An empirically determined absolute masking threshold, the threshold in quiet, is used as a lower bound on the audibility of sound.

At low frequencies, the minimum of the masking thresholds within a sub-band is chosen as the threshold value. At higher frequencies, the average of the thresholds within the sub-band is selected as the masking threshold. Model 2 has the same accuracy for the higher sub-bands as for low frequency ones because it does not concentrate non-tonal components16.

SMR is calculated as a ratio of signal energy within the sub-band (for Layers I and II) or a group of sub-bands (Layer III) to the minimum threshold for that sub-band. This is the final output of the psychoacoustic model. The masking threshold computed from the spread energy and the tonality index.

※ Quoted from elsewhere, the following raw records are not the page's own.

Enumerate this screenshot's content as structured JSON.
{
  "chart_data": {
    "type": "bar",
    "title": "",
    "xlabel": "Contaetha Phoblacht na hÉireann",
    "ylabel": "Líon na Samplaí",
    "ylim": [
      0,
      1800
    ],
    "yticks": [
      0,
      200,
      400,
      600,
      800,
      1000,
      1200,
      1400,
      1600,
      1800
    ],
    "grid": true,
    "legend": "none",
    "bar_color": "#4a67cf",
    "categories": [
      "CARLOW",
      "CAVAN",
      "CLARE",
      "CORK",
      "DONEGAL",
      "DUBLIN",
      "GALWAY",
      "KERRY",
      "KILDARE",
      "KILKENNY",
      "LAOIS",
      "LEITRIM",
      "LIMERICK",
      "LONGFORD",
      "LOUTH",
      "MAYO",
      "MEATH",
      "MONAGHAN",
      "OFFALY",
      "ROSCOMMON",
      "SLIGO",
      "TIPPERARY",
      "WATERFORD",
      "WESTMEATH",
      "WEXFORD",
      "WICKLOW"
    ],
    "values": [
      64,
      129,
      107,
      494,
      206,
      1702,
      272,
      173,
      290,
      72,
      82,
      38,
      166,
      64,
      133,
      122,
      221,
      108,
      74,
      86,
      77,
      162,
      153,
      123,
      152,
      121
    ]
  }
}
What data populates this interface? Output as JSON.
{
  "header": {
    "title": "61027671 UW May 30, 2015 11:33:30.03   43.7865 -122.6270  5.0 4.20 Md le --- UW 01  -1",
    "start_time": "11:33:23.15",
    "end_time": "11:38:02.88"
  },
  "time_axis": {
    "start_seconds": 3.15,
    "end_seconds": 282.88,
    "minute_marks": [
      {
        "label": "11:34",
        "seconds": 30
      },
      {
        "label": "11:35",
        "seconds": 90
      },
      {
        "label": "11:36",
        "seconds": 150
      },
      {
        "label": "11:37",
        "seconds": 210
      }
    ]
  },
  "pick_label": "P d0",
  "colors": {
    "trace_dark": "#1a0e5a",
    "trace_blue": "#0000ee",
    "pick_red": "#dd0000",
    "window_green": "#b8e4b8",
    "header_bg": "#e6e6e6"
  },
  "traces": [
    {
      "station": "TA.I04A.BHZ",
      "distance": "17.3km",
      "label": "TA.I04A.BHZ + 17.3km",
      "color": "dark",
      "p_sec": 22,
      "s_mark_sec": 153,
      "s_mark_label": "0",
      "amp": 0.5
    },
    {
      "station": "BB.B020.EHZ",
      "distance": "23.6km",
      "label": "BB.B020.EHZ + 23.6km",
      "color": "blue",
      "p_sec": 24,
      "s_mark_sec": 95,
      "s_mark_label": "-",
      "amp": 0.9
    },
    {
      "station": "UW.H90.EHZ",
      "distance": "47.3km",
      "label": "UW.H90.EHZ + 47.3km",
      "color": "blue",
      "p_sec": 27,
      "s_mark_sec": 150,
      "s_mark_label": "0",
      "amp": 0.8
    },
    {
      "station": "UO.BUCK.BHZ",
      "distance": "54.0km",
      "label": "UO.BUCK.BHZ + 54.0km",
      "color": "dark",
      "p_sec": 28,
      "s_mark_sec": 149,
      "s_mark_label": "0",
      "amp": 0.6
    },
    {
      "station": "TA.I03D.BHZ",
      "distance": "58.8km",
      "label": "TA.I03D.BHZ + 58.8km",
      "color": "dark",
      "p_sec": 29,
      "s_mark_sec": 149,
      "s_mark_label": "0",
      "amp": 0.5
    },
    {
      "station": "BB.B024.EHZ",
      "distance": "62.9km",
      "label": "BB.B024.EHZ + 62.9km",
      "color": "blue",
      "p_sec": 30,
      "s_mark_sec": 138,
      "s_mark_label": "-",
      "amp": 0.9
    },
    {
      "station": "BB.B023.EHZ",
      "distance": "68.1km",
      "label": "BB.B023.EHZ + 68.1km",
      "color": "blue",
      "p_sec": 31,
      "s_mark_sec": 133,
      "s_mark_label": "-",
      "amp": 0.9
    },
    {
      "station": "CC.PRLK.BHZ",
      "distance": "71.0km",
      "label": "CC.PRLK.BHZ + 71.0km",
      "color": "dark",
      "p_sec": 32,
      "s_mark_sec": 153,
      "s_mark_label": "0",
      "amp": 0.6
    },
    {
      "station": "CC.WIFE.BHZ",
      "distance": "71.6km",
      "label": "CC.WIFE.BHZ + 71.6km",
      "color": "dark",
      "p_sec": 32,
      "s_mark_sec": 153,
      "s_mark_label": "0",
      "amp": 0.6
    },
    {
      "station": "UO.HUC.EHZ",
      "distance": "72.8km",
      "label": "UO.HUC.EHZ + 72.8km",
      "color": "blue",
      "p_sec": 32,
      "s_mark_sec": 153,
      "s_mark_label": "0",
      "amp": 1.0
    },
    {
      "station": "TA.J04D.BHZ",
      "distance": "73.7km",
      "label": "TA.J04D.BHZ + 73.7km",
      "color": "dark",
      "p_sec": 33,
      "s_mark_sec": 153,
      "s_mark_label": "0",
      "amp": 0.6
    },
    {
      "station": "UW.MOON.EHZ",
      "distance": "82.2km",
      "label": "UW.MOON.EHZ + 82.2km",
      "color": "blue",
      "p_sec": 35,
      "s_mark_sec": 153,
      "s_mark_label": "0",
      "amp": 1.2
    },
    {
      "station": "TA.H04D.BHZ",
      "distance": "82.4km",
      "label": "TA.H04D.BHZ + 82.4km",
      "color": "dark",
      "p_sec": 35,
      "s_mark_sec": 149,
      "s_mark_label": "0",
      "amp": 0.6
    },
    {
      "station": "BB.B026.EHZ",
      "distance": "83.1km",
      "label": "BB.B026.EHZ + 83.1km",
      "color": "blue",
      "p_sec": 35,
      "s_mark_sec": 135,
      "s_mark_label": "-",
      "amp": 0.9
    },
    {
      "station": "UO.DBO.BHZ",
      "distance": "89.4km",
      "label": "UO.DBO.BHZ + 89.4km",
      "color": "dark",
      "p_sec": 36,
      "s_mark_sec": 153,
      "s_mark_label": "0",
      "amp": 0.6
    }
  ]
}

### Quantization and Coding

A system of two nested iteration loops is the familiar solution for quantization and coding in a Layer-3 encoder. Quantization is done via a power-law quantizer. In this way, larger values are automatically coded with less accurateness, and some noise shaping is already built into the quantization process. The quantized values are coded by Huffman coding. To adapt the coding process to different local statistics of the music signals, the optimum Huffman table is chosen from a number of choices. The Huffman coding works on parallel and, in the case of very small numbers to be coded, in quadruples. To get even better adaption to signal statistics, different Huffman code tables can be selected for different parts of the spectrum. Since Huffman coding is essentially a variable code length method and because noise shaping has to be done to keep the quantization noise below the masking threshold, a global gain value (which determines the quantization step size) and scalefactors (which determine the noise-shaping factors for each scalefactor band) are applied before actual quantization. The process to find the optimum gain and scalefactors for a given block, bit-rate and output from the perceptual model is usually done by two nested iteration loops in an analysis-by-synthesis way:

- Inner iteration loop (rate loop)
- Outer iteration loop (noise control loop)

The Huffman code tables assign shorter code words to (more frequent) smaller quantized values. If the number of bits resulting from the coding operation exceed the number of bits able to code a given block of data, this can be corrected by adjusting the global gain to result in a larger quantization step size, leading to smaller quantized values. This operation is repeated with different quantization step sizes until the resulting bit demand for Huffman coding is small enough. The loop is called rate loop because it modifies the overall coder rate until it is small enough.

To shape the quantization noise according to the masking threshold, scalefactors are applied to each scalefactor band. The systems starts with a default factor of 1.0 for each band. If the quantization noise in a given band is found to exceed the masking threshold (allowed noise) as supplied by the perceptual model, the scalefactor for this band is adjusted to reduce the quantization noise. Since achieving a smaller quantization noise requires a larger number of quantization steps and thus a higher bit-rate, the rate adjustment loop has to be repeated every time new scalefactors are used. In other words, the rate loop is nested within the noise control loop. The outer (noise control) loop is executed until the actual noise (computed from the difference of the original spectral values minus the quantized spectral values) is below the masking threshold for every scalefactor band (i.e. critical band).

While the inner iteration loop always converges (if necessary, by setting the quantization step size large enough to zero out all spectral values), this is not true for the combination of both iteration loops. If the perceptual model requires quantization step sizes so small that the rate loop always has to increase them to enable coding at the required bit-rate, both can go on forever. To avoid this situation, several conditions can be checked to stop the iterations more early. However, for fast encoding and good coding results, such a condition should be avoided. This is one reason why an MPEG Layer-3 encoder usually needs tuning of the parameter sets of the perceptual model for each bit-rate.